Antonio Carlos Bernardes Gomes nasceu no Rio de Janeiro, no Morro da Mangueira, em 7 de abril de 1941 e morreu em 29 de julho de 1991.

Durante estes 18 anos de sua ausência o mundo aprendeu a ser politicamente correto.

A situação que transformou Antônio Carlos em Mussum, por si só, já é bastante questionável nos dias atuais.

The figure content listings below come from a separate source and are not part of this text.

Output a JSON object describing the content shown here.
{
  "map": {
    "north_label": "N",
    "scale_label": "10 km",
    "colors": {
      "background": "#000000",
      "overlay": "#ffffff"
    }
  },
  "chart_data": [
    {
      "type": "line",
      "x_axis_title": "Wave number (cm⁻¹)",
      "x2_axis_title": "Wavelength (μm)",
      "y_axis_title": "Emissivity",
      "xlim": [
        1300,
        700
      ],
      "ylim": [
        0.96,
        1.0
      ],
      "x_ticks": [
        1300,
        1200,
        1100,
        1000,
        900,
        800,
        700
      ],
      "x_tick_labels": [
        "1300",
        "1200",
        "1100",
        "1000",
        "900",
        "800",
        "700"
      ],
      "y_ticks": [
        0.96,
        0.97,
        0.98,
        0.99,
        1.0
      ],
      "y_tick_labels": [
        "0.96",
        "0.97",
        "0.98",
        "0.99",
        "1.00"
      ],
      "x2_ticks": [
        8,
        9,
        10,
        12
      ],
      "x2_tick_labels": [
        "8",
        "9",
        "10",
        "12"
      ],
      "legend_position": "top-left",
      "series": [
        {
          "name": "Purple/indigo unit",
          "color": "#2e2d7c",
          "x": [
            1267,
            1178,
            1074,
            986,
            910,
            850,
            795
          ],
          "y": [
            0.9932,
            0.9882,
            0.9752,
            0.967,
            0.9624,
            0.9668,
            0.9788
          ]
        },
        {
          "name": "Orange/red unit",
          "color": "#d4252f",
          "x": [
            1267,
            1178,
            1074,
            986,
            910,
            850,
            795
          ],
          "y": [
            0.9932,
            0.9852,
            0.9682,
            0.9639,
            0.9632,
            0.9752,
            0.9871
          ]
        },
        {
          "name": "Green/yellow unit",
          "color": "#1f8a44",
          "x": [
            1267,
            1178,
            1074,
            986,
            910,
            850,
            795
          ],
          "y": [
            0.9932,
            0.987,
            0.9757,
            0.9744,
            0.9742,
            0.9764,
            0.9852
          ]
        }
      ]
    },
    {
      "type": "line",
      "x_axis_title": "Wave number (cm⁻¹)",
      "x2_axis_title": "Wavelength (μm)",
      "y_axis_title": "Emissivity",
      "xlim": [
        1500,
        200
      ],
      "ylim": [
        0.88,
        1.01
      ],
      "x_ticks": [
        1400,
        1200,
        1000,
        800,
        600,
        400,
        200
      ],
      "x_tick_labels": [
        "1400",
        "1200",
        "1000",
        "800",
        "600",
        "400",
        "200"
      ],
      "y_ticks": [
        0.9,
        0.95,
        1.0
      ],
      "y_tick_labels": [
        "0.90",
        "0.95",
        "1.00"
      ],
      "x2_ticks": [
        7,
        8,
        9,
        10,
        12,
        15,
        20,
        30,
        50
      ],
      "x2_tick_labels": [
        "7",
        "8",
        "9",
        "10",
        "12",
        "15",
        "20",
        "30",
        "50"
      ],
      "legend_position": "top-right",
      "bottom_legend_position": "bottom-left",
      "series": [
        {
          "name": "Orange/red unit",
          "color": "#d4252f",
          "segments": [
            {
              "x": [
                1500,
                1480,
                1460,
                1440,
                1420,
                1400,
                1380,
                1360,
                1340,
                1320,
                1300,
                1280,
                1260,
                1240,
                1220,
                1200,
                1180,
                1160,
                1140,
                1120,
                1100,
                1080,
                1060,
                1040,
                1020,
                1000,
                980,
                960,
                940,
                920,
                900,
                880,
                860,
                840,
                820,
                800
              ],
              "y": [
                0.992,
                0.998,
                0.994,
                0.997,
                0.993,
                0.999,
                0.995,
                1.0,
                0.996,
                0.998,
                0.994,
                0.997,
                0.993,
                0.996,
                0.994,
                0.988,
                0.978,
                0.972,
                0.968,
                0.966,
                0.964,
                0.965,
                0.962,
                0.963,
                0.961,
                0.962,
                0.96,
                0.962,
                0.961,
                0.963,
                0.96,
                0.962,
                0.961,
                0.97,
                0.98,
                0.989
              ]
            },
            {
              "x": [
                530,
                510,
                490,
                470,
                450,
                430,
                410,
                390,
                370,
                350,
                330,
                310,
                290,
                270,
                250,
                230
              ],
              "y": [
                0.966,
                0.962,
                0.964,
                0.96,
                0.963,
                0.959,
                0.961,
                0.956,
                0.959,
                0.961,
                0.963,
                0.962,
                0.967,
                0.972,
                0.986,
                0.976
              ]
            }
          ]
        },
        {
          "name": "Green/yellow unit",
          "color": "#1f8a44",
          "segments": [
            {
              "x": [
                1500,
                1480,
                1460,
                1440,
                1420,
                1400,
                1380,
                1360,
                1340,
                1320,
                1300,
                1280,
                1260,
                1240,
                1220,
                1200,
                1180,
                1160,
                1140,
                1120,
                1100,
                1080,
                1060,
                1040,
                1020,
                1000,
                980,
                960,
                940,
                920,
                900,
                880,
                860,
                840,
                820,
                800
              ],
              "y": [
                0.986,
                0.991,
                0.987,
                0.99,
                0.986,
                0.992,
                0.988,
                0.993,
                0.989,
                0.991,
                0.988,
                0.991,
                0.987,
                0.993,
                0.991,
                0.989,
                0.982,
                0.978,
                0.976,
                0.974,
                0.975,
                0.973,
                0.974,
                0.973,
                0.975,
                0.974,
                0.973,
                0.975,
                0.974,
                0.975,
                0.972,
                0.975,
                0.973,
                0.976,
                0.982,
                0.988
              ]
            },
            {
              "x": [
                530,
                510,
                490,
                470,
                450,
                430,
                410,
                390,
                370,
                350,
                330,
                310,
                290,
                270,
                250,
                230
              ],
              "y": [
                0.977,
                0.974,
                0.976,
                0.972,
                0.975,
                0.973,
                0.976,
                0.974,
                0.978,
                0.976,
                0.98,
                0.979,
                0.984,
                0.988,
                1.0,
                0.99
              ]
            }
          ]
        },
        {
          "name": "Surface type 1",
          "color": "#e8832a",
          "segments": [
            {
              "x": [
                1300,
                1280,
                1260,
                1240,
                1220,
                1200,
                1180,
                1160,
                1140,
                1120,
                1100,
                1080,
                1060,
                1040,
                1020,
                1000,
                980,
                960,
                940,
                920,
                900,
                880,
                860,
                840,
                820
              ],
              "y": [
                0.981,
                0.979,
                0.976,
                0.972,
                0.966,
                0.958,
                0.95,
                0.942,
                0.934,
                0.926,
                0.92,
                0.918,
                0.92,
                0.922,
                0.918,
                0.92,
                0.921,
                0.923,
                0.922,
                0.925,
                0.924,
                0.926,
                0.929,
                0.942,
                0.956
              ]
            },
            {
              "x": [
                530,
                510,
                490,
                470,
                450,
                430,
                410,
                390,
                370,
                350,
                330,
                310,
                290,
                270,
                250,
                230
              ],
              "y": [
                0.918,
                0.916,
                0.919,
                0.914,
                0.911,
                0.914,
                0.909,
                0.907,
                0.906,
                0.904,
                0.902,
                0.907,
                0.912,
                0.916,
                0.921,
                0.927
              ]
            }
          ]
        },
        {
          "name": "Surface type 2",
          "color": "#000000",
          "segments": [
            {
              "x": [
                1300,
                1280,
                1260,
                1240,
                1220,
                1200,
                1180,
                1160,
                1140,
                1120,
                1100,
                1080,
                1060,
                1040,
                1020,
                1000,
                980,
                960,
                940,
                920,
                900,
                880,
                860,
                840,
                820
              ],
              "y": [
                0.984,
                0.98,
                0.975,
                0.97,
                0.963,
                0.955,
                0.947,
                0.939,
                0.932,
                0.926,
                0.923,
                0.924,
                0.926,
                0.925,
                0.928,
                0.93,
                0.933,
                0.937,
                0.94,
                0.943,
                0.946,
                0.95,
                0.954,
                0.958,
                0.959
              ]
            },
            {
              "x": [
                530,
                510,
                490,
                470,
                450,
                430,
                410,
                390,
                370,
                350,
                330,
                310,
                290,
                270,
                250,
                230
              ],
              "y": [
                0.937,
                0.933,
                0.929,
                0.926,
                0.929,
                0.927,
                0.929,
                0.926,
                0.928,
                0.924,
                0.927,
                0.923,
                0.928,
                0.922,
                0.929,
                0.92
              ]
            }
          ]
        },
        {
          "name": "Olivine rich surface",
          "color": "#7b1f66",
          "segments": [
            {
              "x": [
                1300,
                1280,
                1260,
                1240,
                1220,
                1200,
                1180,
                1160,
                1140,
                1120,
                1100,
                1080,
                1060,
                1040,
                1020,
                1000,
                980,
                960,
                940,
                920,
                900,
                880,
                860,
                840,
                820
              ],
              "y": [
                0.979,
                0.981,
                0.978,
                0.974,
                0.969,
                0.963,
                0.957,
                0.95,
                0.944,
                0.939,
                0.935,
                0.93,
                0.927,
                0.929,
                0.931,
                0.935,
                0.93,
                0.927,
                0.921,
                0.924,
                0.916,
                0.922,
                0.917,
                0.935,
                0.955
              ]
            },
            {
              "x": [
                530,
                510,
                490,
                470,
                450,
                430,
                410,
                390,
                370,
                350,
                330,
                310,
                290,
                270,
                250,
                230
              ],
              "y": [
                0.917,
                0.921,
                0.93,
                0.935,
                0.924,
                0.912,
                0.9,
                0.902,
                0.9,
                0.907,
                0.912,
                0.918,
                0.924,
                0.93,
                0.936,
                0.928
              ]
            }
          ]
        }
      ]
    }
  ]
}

Ainda sem o apelido que o consagrou, Antônio Carlos começou a carreira artística como músico. Na década de 60, formou com amigos Os Originais do Samba. Conciliava o grupo com o posto de cabo da Força Aérea Brasileira, com aprovação dos superiores.

O apelido Mussum surgiu em sua primeira aparição na TV. Em 1965, Os Originais do Samba participaram do humorístico Bairro Feliz, exibido ao vivo pela Globo. No entanto, Antônio Carlos foi ao programa sem a autorização de seus superiores. Durante a apresentação, tentava se esquivar das câmeras.

Tudo corria bem até Grande Otelo deixar cair no chão um livro onde guardou o script, pois não havia decorado o texto. Antônio Carlos teve um ataque de riso. O comediante olhou para o sambista – negro, calvo e sem pelos no rosto – e disparou. “Tá rindo de que, ô mussum?”, em alusão à enguia preta e sem escamas. No começo, Antônio Carlos ficou irritado com o apelido, mas acabou adotando-o como nome artístico.

Fonte: www.poltrona.tv

O fato de ir ao programa de TV sem a autorização dos superiores da Força Aérea Brasileira, provavelmente, geraria ampla discussão. Sem falar nas palavras de Grande Otelo, que correria grande risco de ser processado por ser referir a um negro usando o nome de um peixe preto.

Falando assim, até parece ridículo, mas é como vivemos hoje.

Piadas envolvendo bebidas alcoólicas, cor de pele, orientação sexual, mulheres, armas de fogo, referências a órgãos sexuais e diversos outros assuntos não são mais aceitáveis.

Eu, particularmente, não gosto mesmo deste tipo de piada. E não admito que ninguém conte nenhuma piada ofensiva na minha frente.

Mas faço parte de uma geração que cresceu assistindo a Os Trapalhões detonarem a cabeça chata do Didi e insinuar, de forma bastante humilhante, a homossexualidade de qualquer outro membro do grupo.

Acho que isso não me causou nenhum dano.

Não me tornei uma pessoa pior. Meus valores não foram abalados.

Então, é correto fazer humor às custas de humilhação alheia?

Ainda acho que não.

Deve-se respeitar a todos, sempre.

Mas que essa história de politicamente às vezes passa dos limites, ah, isso passa.